Aufbau und Funktionsprinzip von Multiroom-Audiosystemen
Eine Audio-Multiroomanlage besteht aus Signalquellen, einer zentralen oder dezentralen Signalverteilung, Verstärkung, Lautsprechern und einer Bedienebene. Das System ordnet einzelne Lautsprecher oder Lautsprechergruppen bestimmten Zonen zu und steuert diese separat oder gemeinsam. Je nach Konzept erfolgt die Verteilung klassisch über Verkabelung, netzwerkbasiert oder in gemischten Strukturen. Entscheidend ist, dass mehrere Hörbereiche nicht nur beschallt, sondern einzeln verwaltet werden können.
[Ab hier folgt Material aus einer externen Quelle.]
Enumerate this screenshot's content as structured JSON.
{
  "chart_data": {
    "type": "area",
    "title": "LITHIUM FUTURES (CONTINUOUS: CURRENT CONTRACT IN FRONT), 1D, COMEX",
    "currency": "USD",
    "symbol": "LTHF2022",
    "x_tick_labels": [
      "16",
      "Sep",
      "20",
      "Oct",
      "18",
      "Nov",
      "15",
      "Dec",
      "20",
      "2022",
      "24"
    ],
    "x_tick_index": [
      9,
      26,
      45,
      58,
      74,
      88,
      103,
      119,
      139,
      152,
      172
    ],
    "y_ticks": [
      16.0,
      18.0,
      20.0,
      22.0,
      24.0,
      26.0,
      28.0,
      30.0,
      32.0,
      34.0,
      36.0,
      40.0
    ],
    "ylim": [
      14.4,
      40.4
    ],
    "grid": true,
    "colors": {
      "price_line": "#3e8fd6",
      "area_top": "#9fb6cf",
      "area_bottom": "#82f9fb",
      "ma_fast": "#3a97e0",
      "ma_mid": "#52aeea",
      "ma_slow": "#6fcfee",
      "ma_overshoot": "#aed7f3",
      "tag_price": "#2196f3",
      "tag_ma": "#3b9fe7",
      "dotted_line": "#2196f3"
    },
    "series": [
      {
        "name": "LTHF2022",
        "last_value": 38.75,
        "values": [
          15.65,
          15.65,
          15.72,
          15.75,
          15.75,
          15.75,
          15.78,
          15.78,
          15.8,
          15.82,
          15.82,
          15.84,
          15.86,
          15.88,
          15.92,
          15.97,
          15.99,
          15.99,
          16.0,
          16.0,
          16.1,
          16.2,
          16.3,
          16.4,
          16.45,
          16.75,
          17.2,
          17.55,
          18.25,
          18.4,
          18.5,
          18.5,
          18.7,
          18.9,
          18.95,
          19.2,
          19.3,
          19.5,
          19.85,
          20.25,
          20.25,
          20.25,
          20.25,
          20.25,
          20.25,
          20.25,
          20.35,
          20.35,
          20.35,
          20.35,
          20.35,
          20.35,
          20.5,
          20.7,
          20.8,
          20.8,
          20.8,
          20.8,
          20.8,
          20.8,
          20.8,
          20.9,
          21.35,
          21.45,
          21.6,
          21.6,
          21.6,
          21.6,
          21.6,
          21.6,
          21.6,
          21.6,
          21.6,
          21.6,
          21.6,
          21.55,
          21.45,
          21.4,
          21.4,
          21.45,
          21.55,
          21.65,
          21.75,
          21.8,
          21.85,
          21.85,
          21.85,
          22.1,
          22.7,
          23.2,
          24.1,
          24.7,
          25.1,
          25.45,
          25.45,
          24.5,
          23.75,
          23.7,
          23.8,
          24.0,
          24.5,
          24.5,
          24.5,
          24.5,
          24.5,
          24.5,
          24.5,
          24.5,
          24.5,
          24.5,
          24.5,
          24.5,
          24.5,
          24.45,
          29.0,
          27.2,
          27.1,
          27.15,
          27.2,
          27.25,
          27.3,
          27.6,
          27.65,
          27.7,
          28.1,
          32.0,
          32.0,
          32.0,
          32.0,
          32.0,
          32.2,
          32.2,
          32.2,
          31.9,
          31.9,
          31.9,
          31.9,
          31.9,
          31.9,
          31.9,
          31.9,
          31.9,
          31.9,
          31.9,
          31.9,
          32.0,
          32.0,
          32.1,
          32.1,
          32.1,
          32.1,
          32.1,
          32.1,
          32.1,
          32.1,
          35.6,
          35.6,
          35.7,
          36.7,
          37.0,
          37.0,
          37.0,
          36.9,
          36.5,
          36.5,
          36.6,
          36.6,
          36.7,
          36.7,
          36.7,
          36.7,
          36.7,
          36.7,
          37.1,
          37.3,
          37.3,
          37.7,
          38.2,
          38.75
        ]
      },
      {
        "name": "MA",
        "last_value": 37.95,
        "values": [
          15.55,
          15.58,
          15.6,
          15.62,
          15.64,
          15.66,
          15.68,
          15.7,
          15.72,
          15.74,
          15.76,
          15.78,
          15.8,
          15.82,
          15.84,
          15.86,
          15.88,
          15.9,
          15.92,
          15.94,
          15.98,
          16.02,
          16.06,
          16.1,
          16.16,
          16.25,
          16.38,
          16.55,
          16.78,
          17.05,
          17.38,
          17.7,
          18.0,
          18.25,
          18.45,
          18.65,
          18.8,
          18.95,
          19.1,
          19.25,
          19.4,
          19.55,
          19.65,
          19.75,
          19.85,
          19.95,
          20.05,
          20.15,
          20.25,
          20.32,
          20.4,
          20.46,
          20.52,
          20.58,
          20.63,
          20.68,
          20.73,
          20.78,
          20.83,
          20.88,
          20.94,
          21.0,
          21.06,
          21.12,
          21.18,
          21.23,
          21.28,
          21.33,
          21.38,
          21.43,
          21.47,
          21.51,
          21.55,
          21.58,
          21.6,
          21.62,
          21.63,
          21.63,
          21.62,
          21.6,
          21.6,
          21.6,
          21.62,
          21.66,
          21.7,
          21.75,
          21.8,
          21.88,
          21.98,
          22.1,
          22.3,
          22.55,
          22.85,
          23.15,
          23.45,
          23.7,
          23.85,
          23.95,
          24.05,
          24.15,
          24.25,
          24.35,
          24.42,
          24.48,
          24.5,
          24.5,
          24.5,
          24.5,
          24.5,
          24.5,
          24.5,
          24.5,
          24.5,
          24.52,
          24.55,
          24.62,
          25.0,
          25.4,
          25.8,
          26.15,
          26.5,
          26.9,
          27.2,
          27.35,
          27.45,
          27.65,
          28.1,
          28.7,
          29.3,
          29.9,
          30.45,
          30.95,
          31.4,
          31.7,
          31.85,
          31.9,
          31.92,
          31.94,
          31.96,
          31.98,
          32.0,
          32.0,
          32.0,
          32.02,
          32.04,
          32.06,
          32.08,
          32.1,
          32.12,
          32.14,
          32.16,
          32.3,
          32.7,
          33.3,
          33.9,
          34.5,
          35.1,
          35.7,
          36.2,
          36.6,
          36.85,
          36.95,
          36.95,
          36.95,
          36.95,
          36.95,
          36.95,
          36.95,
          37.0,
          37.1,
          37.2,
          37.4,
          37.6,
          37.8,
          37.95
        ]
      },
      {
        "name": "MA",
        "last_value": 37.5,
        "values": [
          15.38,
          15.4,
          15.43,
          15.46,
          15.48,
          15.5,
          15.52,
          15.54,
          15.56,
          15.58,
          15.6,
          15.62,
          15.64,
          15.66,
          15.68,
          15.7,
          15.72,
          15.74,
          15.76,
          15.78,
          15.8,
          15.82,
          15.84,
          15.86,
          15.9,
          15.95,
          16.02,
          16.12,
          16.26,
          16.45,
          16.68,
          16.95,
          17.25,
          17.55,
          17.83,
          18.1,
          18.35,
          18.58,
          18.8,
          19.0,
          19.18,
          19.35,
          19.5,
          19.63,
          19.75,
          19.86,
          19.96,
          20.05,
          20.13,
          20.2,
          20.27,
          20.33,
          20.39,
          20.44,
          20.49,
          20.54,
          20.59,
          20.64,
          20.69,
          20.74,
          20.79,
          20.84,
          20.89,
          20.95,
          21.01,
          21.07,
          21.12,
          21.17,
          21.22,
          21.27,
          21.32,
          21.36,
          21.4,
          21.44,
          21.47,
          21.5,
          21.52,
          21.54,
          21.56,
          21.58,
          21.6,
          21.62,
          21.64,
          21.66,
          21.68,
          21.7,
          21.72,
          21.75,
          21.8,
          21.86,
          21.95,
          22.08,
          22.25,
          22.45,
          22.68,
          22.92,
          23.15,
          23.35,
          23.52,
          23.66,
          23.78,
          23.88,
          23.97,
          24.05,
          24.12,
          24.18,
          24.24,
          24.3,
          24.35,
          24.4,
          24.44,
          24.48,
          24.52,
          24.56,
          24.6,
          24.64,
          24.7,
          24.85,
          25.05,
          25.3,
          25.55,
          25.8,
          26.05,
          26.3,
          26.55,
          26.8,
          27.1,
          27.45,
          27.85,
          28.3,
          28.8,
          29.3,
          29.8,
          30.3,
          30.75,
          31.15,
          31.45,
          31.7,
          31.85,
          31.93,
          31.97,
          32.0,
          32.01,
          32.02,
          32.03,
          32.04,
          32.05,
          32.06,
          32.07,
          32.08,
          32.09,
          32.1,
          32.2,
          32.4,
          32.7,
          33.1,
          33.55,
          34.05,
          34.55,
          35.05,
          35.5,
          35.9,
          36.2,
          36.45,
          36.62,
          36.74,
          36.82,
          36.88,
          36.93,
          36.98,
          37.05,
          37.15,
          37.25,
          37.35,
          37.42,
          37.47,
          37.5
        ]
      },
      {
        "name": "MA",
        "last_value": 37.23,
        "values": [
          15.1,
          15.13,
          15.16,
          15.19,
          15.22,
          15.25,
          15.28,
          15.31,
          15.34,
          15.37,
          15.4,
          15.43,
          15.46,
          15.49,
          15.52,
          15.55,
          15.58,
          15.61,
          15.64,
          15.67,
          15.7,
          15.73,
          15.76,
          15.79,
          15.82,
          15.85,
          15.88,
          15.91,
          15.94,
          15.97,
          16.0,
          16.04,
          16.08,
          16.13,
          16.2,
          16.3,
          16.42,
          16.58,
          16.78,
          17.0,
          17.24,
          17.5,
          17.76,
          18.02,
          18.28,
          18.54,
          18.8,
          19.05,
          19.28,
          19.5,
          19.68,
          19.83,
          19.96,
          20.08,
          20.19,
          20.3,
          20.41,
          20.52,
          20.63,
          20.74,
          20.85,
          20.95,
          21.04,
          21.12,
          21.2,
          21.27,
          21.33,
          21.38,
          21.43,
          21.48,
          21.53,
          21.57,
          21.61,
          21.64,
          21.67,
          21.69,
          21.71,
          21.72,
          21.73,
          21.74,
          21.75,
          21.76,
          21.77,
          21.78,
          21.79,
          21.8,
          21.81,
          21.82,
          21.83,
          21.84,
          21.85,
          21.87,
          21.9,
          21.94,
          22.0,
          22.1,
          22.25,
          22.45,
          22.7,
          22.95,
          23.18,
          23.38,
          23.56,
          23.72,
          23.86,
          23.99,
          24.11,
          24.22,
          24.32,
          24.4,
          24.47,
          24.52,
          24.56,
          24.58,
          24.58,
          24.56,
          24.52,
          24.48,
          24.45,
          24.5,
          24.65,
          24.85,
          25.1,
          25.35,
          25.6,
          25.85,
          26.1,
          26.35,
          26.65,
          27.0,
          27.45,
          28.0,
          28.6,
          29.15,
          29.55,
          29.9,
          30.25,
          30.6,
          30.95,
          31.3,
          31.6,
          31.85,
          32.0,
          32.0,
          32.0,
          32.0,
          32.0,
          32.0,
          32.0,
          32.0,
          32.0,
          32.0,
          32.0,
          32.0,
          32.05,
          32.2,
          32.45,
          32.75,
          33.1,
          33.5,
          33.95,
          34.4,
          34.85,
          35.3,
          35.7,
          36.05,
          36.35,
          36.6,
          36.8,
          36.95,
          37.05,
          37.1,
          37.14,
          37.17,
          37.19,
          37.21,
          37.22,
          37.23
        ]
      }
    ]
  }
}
Typische Einsatzbereiche in Wohn- und Zweckbauten
Multiroom-Anlagen werden dort eingesetzt, wo verschiedene Räume unterschiedlich genutzt werden und deshalb keine einheitliche Audiowiedergabe sinnvoll ist. Typische Beispiele sind Wohnungen und Einfamilienhäuser mit separaten Wohnbereichen, Aufenthaltsräume in Büros, Empfangszonen, Besprechungsnebenräume oder kleinere Beherbergungsbetriebe. Auch in Verkaufs- und Kundenbereichen lassen sich einzelne Zonen unterschiedlich betreiben, etwa mit abweichender Lautstärke oder eigener Quelle. Die Planung richtet sich dabei nach Raumaufteilung, Nutzungszeiten und gewünschter Bedienlogik.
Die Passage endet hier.